С каждой секундой на меня выплескивалось все больше чужих воспоминаний, и становилось очевидно, что это… другой мир. Потому что средневековый мир, где есть странная энергия и люди, обладающие невероятными способностями, выходящими за грань того, что я себе мог представить — это точно не моя родная Земля.
Я заставил себя дышать медленно и спокойно. Вдох. Выдох.
— Скажи, Элиас… — неожиданно сказал Грэм, и в его голосе я услышал отчетливые злые нотки, — В тебе есть хоть капля благодарности, хоть капля совести?
Я застыл, во-первых не зная что отвечать, а во-вторых удивленный переменой старика.
— В смысле? — непонимающе переспросил я.
— Делаешь вид, что не понимаешь о чем речь?
— У меня в голове каша, — сказал я правду, — Я не помню всего… кое-что всплывает кусками…
— Думаешь сделать вид, что ничего не помнишь и это проканает? — дед сверлил меня взглядом, — Не в этот раз Элиас. Не в этот.
— И что, это не помнишь? — палец деда указал на короб с цветком.
И тут… мое сердце екнуло.
Потому что ровно в этот миг в голове всплыло воспоминание связанное с этим цветком. Только не мое, а Элиаса. Парень хотел украсть этот без сомнений ценный цветок у собственного деда и свалить подальше. Почему-то сразу стало гнусно от поступка парня. Наверное потому, что я представил как мой собственный внук сделал бы такое.
Я застыл. Вдруг до меня дошло. Внук… боюсь, что теперь я больше никогда не увижу ни его, ни сына.
Мне действительно нужно время. Время переварить чужие воспоминания и понять где я и кто я теперь. Почему этому старику не дать своему внуку прийти в себя и начать этот разговор позже?
Мы с Грэмом встретились взглядами.
— Кажется, ты начал вспоминать. — мрачно заметил старик, словно прочитав что-то в моем взгляде.
— Это… цветок… — начал я.
— Молчи. — отрезал старик.
Грэм опустился на стул. Тяжело, словно ноги больше не держали. Он сидел, глядя в пустоту, и молчал. Долго молчал. Так долго, что я подумал, может, не будет говорить.
Потом он выдохнул, длинно, устало, и заговорил.

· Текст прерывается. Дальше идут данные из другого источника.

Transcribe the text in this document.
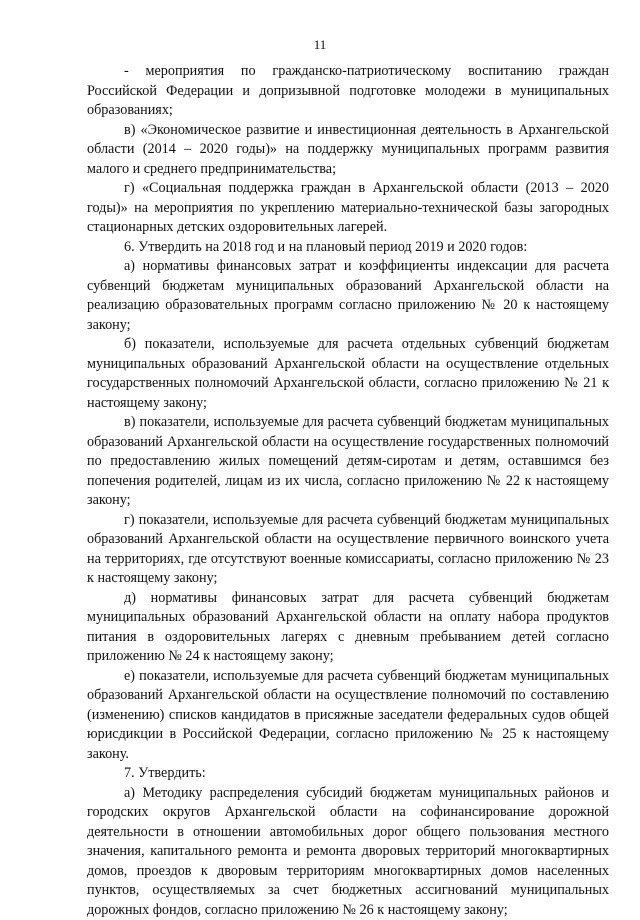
11

- мероприятия по гражданско-патриотическому воспитанию граждан Российской Федерации и допризывной подготовке молодежи в муниципальных образованиях;

в) «Экономическое развитие и инвестиционная деятельность в Архангельской области (2014 – 2020 годы)» на поддержку муниципальных программ развития малого и среднего предпринимательства;

г) «Социальная поддержка граждан в Архангельской области (2013 – 2020 годы)» на мероприятия по укреплению материально-технической базы загородных стационарных детских оздоровительных лагерей.

6. Утвердить на 2018 год и на плановый период 2019 и 2020 годов:

а) нормативы финансовых затрат и коэффициенты индексации для расчета субвенций бюджетам муниципальных образований Архангельской области на реализацию образовательных программ согласно приложению № 20 к настоящему закону;

б) показатели, используемые для расчета отдельных субвенций бюджетам муниципальных образований Архангельской области на осуществление отдельных государственных полномочий Архангельской области, согласно приложению № 21 к настоящему закону;

в) показатели, используемые для расчета субвенций бюджетам муниципальных образований Архангельской области на осуществление государственных полномочий по предоставлению жилых помещений детям-сиротам и детям, оставшимся без попечения родителей, лицам из их числа, согласно приложению № 22 к настоящему закону;

г) показатели, используемые для расчета субвенций бюджетам муниципальных образований Архангельской области на осуществление первичного воинского учета на территориях, где отсутствуют военные комиссариаты, согласно приложению № 23 к настоящему закону;

д) нормативы финансовых затрат для расчета субвенций бюджетам муниципальных образований Архангельской области на оплату набора продуктов питания в оздоровительных лагерях с дневным пребыванием детей согласно приложению № 24 к настоящему закону;

е) показатели, используемые для расчета субвенций бюджетам муниципальных образований Архангельской области на осуществление полномочий по составлению (изменению) списков кандидатов в присяжные заседатели федеральных судов общей юрисдикции в Российской Федерации, согласно приложению № 25 к настоящему закону.

7. Утвердить:

а) Методику распределения субсидий бюджетам муниципальных районов и городских округов Архангельской области на софинансирование дорожной деятельности в отношении автомобильных дорог общего пользования местного значения, капитального ремонта и ремонта дворовых территорий многоквартирных домов, проездов к дворовым территориям многоквартирных домов населенных пунктов, осуществляемых за счет бюджетных ассигнований муниципальных дорожных фондов, согласно приложению № 26 к настоящему закону;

— Две недели, — глухо сказал Грэм. — Четырнадцать дней я провёл в проклятом лесу. Знаешь, где растут громовые цветы? В Разломе. Там, где молнии бьют так часто, что деревья наполовину обуглены. Там, где гроза не прекращается неделями.
Он замолчал.
— Я дважды чуть не попал под удар. Один раз молния ударила в трёх шагах от меня — звон в ушах стоял два дня. Потом наткнулся на грозового вепря. Знаешь кто это такой?
Я не успел ответить.
— Конечно не знаешь. Это тварь размером с быка, вся в шипах, плюётся молниями, я еле ушел. — Он показал руку. Я увидел свежий, еще не заживший ожог, красную полосу от локтя до запястья. — Это он меня зацепил. Несильно. Сильно — сейчас бы здесь не сидел.
Грэм поднял взгляд на меня. Глаза его были тусклые, уставшие.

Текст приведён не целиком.